Quindi, in termini di escalation rispetto al problema israelo-palestinese, non credo che ci sia molto potenziale per il coinvolgimento di forze esterne. Hezbollah è una questione diversa, ma principalmente perché è legato all’Iran, giusto? E l’Iran è il vero punto caldo pericoloso, perché come sai, i russi ora sono strettamente alleati con gli iraniani, e anche i cinesi si stanno muovendo in quella direzione. Se Israele entra in guerra con l’Iran, è molto probabile che anche noi entriamo nel conflitto. Ricordate quando gli israeliani attaccarono l’ambasciata iraniana a Damasco il 1º aprile, e il 14 aprile gli iraniani risposero con una rappresaglia?

SACKS: Sì, ma noi eravamo coinvolti, no? Siamo stati avvertiti in anticipo.

MEARSHEIMER: Sì, siamo stati avvertiti, ma il punto è che eravamo coinvolti nei combattimenti. Eravamo coinvolti con gli israeliani, i francesi, i britannici, i giordani e i sauditi. Eravamo tutti coinvolti. Questo ci porta al problema dell’escalation. Ora, per contrastare lo scenario di escalation iraniano, il fatto è che l’Iran non vuole una guerra con gli Stati Uniti, e gli Stati Uniti non vogliono una guerra con l’Iran. Sono gli israeliani—soprattutto Benjamin Netanyahu—che stanno cercando di trascinarci in una guerra, perché vogliono che gli Stati Uniti colpiscano duramente l’Iran, lo indeboliscano militarmente, e soprattutto attacchino le sue capacità nucleari, perché, come ben sapete, sono vicini al punto in cui possono sviluppare armi nucleari.

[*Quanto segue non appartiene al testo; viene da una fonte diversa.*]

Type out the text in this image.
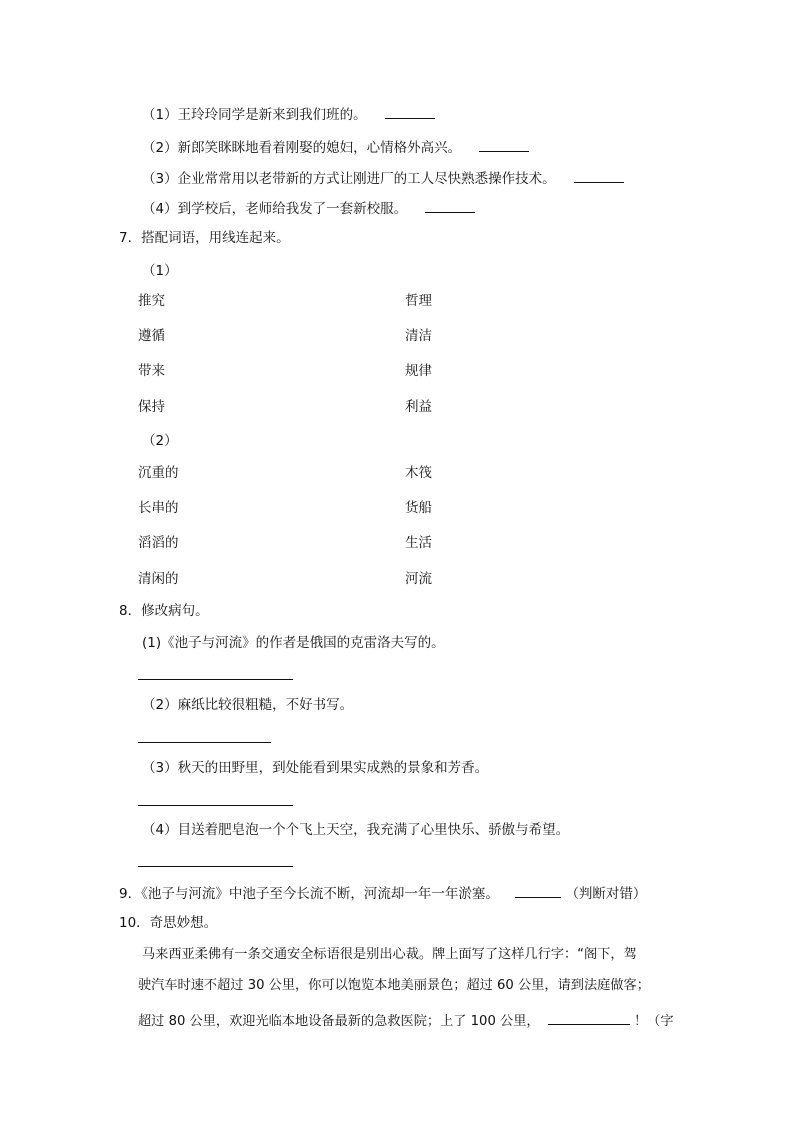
（1）王玲玲同学是新来到我们班的。
（2）新郎笑眯眯地看着刚娶的媳妇，心情格外高兴。
（3）企业常常用以老带新的方式让刚进厂的工人尽快熟悉操作技术。
（4）到学校后，老师给我发了一套新校服。
7．搭配词语，用线连起来。
（1）
推究	哲理
遵循	清洁
带来	规律
保持	利益
（2）
沉重的	木筏
长串的	货船
滔滔的	生活
清闲的	河流
8．修改病句。
(1)《池子与河流》的作者是俄国的克雷洛夫写的。
（2）麻纸比较很粗糙，不好书写。
（3）秋天的田野里，到处能看到果实成熟的景象和芳香。
（4）目送着肥皂泡一个个飞上天空，我充满了心里快乐、骄傲与希望。
9．《池子与河流》中池子至今长流不断，河流却一年一年淤塞。	（判断对错）
10．奇思妙想。
马来西亚柔佛有一条交通安全标语很是别出心裁。牌上面写了这样几行字：“阁下，驾
驶汽车时速不超过 30 公里，你可以饱览本地美丽景色；超过 60 公里，请到法庭做客；
超过 80 公里，欢迎光临本地设备最新的急救医院；上了 100 公里，	！（字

Quindi, sono gli israeliani che vogliono che ci coinvolgiamo in una grande guerra con l’Iran. Questo è il punto di escalation. E la grande domanda da 64.000 dollari è: pensi che gli Stati Uniti e l’Iran possano lavorare insieme per impedire agli israeliani di trascinarci in quella guerra?

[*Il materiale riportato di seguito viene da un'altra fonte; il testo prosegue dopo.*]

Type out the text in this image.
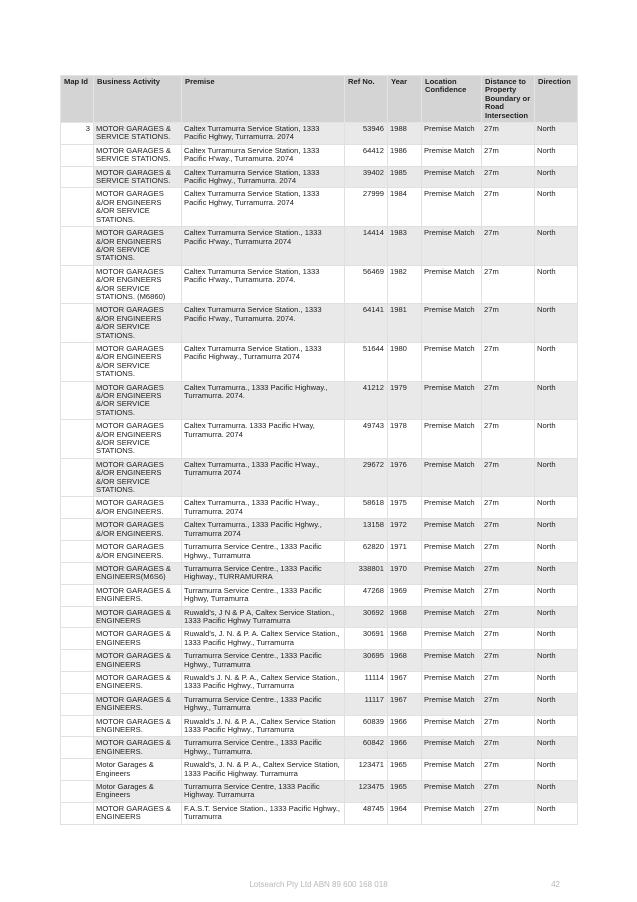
Map Id	Business Activity	Premise	Ref No.	Year	Location Confidence	Distance to Property Boundary or Road Intersection	Direction
3	MOTOR GARAGES & SERVICE STATIONS.	Caltex Turramurra Service Station, 1333 Pacific Hghwy, Turramurra. 2074	53946	1988	Premise Match	27m	North
	MOTOR GARAGES & SERVICE STATIONS.	Caltex Turramurra Service Station, 1333 Pacific H'way., Turramurra. 2074	64412	1986	Premise Match	27m	North
	MOTOR GARAGES & SERVICE STATIONS.	Caltex Turramurra Service Station, 1333 Pacific Hghwy., Turramurra. 2074	39402	1985	Premise Match	27m	North
	MOTOR GARAGES &/OR ENGINEERS &/OR SERVICE STATIONS.	Caltex Turramurra Service Station, 1333 Pacific Hghwy, Turramurra. 2074	27999	1984	Premise Match	27m	North
	MOTOR GARAGES &/OR ENGINEERS &/OR SERVICE STATIONS.	Caltex Turramurra Service Station., 1333 Pacific H'way., Turramurra 2074	14414	1983	Premise Match	27m	North
	MOTOR GARAGES &/OR ENGINEERS &/OR SERVICE STATIONS. (M6860)	Caltex Turramurra Service Station, 1333 Pacific H'way., Turramurra. 2074.	56469	1982	Premise Match	27m	North
	MOTOR GARAGES &/OR ENGINEERS &/OR SERVICE STATIONS.	Caltex Turramurra Service Station., 1333 Pacific H'way., Turramurra. 2074.	64141	1981	Premise Match	27m	North
	MOTOR GARAGES &/OR ENGINEERS &/OR SERVICE STATIONS.	Caltex Turramurra Service Station., 1333 Pacific Highway., Turramurra 2074	51644	1980	Premise Match	27m	North
	MOTOR GARAGES &/OR ENGINEERS &/OR SERVICE STATIONS.	Caltex Turramurra., 1333 Pacific Highway., Turramurra. 2074.	41212	1979	Premise Match	27m	North
	MOTOR GARAGES &/OR ENGINEERS &/OR SERVICE STATIONS.	Caltex Turramurra. 1333 Pacific H'way, Turramurra. 2074	49743	1978	Premise Match	27m	North
	MOTOR GARAGES &/OR ENGINEERS &/OR SERVICE STATIONS.	Caltex Turramurra., 1333 Pacific H'way., Turramurra 2074	29672	1976	Premise Match	27m	North
	MOTOR GARAGES &/OR ENGINEERS.	Caltex Turramurra., 1333 Pacific H'way., Turramurra. 2074	58618	1975	Premise Match	27m	North
	MOTOR GARAGES &/OR ENGINEERS.	Caltex Turramurra., 1333 Pacific Hghwy., Turramurra 2074	13158	1972	Premise Match	27m	North
	MOTOR GARAGES &/OR ENGINEERS.	Turramurra Service Centre., 1333 Pacific Hghwy., Turramurra	62820	1971	Premise Match	27m	North
	MOTOR GARAGES & ENGINEERS(M6S6)	Turramurra Service Centre., 1333 Pacific Highway., TURRAMURRA	338801	1970	Premise Match	27m	North
	MOTOR GARAGES & ENGINEERS.	Turramurra Service Centre., 1333 Pacific Hghwy, Turramurra	47268	1969	Premise Match	27m	North
	MOTOR GARAGES & ENGINEERS	Ruwald's, J N & P A, Caltex Service Station., 1333 Pacific Hghwy Turramurra	30692	1968	Premise Match	27m	North
	MOTOR GARAGES & ENGINEERS	Ruwald's, J. N. & P. A. Caltex Service Station., 1333 Pacific Hghwy., Turramurra	30691	1968	Premise Match	27m	North
	MOTOR GARAGES & ENGINEERS	Turramurra Service Centre., 1333 Pacific Hghwy., Turramurra	30695	1968	Premise Match	27m	North
	MOTOR GARAGES & ENGINEERS.	Ruwald's J. N. & P. A., Caltex Service Station., 1333 Pacific Hghwy., Turramurra	11114	1967	Premise Match	27m	North
	MOTOR GARAGES & ENGINEERS.	Turramurra Service Centre., 1333 Pacific Hghwy., Turramurra	11117	1967	Premise Match	27m	North
	MOTOR GARAGES & ENGINEERS.	Ruwald's J. N. & P. A., Caltex Service Station 1333 Pacific Hghwy., Turramurra	60839	1966	Premise Match	27m	North
	MOTOR GARAGES & ENGINEERS.	Turramurra Service Centre., 1333 Pacific Hghwy., Turramurra.	60842	1966	Premise Match	27m	North
	Motor Garages & Engineers	Ruwald's, J. N. & P. A., Caltex Service Station, 1333 Pacific Highway. Turramurra	123471	1965	Premise Match	27m	North
	Motor Garages & Engineers	Turramurra Service Centre, 1333 Pacific Highway. Turramurra	123475	1965	Premise Match	27m	North
	MOTOR GARAGES & ENGINEERS	F.A.S.T. Service Station., 1333 Pacific Hghwy., Turramurra	48745	1964	Premise Match	27m	North
Lotsearch Pty Ltd ABN 89 600 168 018	42
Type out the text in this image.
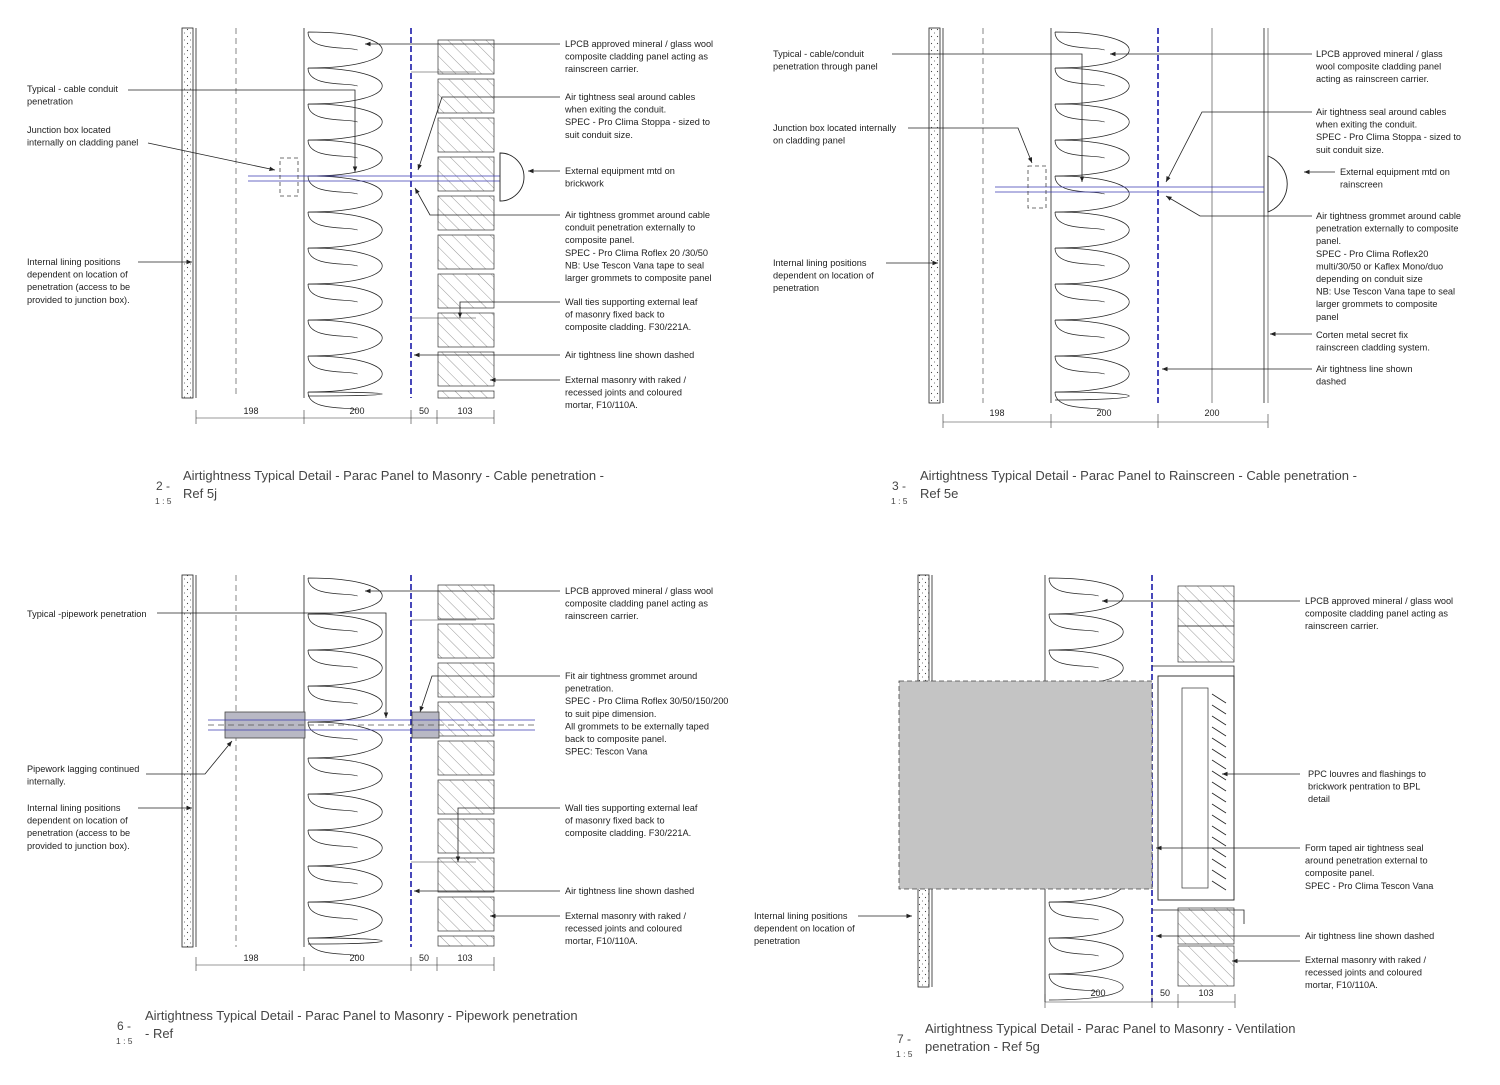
198	200	50	103	198	200	200
198	200	50	103
200	50	103
Typical - cable conduit penetration
Junction box located internally on cladding panel
Internal lining positions dependent on location of penetration (access to be provided to junction box).
LPCB approved mineral / glass wool composite cladding panel acting as rainscreen carrier.
Air tightness seal around cables when exiting the conduit. SPEC - Pro Clima Stoppa - sized to suit conduit size.
External equipment mtd on brickwork
Air tightness grommet around cable conduit penetration externally to composite panel. SPEC - Pro Clima Roflex 20 /30/50 NB: Use Tescon Vana tape to seal larger grommets to composite panel
Wall ties supporting external leaf of masonry fixed back to composite cladding. F30/221A.
Air tightness line shown dashed
External masonry with raked / recessed joints and coloured mortar, F10/110A.
Airtightness Typical Detail - Parac Panel to Masonry - Cable penetration -
Ref 5j
2 -
1 : 5
Typical - cable/conduit penetration through panel
Junction box located internally on cladding panel
Internal lining positions dependent on location of penetration
LPCB approved mineral / glass wool composite cladding panel acting as rainscreen carrier.
Air tightness seal around cables when exiting the conduit. SPEC - Pro Clima Stoppa - sized to suit conduit size.
External equipment mtd on rainscreen
Air tightness grommet around cable penetration externally to composite panel. SPEC - Pro Clima Roflex20 multi/30/50 or Kaflex Mono/duo depending on conduit size NB: Use Tescon Vana tape to seal larger grommets to composite panel
Corten metal secret fix rainscreen cladding system.
Air tightness line shown dashed
Airtightness Typical Detail - Parac Panel to Rainscreen - Cable penetration -
Ref 5e
3 -
1 : 5
Typical -pipework penetration
Pipework lagging continued internally.
Internal lining positions dependent on location of penetration (access to be provided to junction box).
LPCB approved mineral / glass wool composite cladding panel acting as rainscreen carrier.
Fit air tightness grommet around penetration. SPEC - Pro Clima Roflex 30/50/150/200 to suit pipe dimension. All grommets to be externally taped back to composite panel. SPEC: Tescon Vana
Wall ties supporting external leaf of masonry fixed back to composite cladding. F30/221A.
Air tightness line shown dashed
External masonry with raked / recessed joints and coloured mortar, F10/110A.
Airtightness Typical Detail - Parac Panel to Masonry - Pipework penetration
- Ref
6 -
1 : 5
Internal lining positions dependent on location of penetration
LPCB approved mineral / glass wool composite cladding panel acting as rainscreen carrier.
PPC louvres and flashings to brickwork pentration to BPL detail
Form taped air tightness seal around penetration external to composite panel. SPEC - Pro Clima Tescon Vana
Air tightness line shown dashed
External masonry with raked / recessed joints and coloured mortar, F10/110A.
Airtightness Typical Detail - Parac Panel to Masonry - Ventilation
penetration - Ref 5g
7 -
1 : 5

SACKS: La risposta a questa domanda dipenderà da chi guiderà la prossima amministrazione.

MEARSHEIMER: Beh, se credi che conti chi guiderà la prossima amministrazione, allora sì, hai ragione.

SACKS: Grazie. Lasciatemi dire che, Jeffrey e John, ora capisco perché tutti continuano a parlare di voi due. Questo è stato il panel più interessante dell’evento finora. Un grande applauso per Jeffrey Sachs e John Mearsheimer!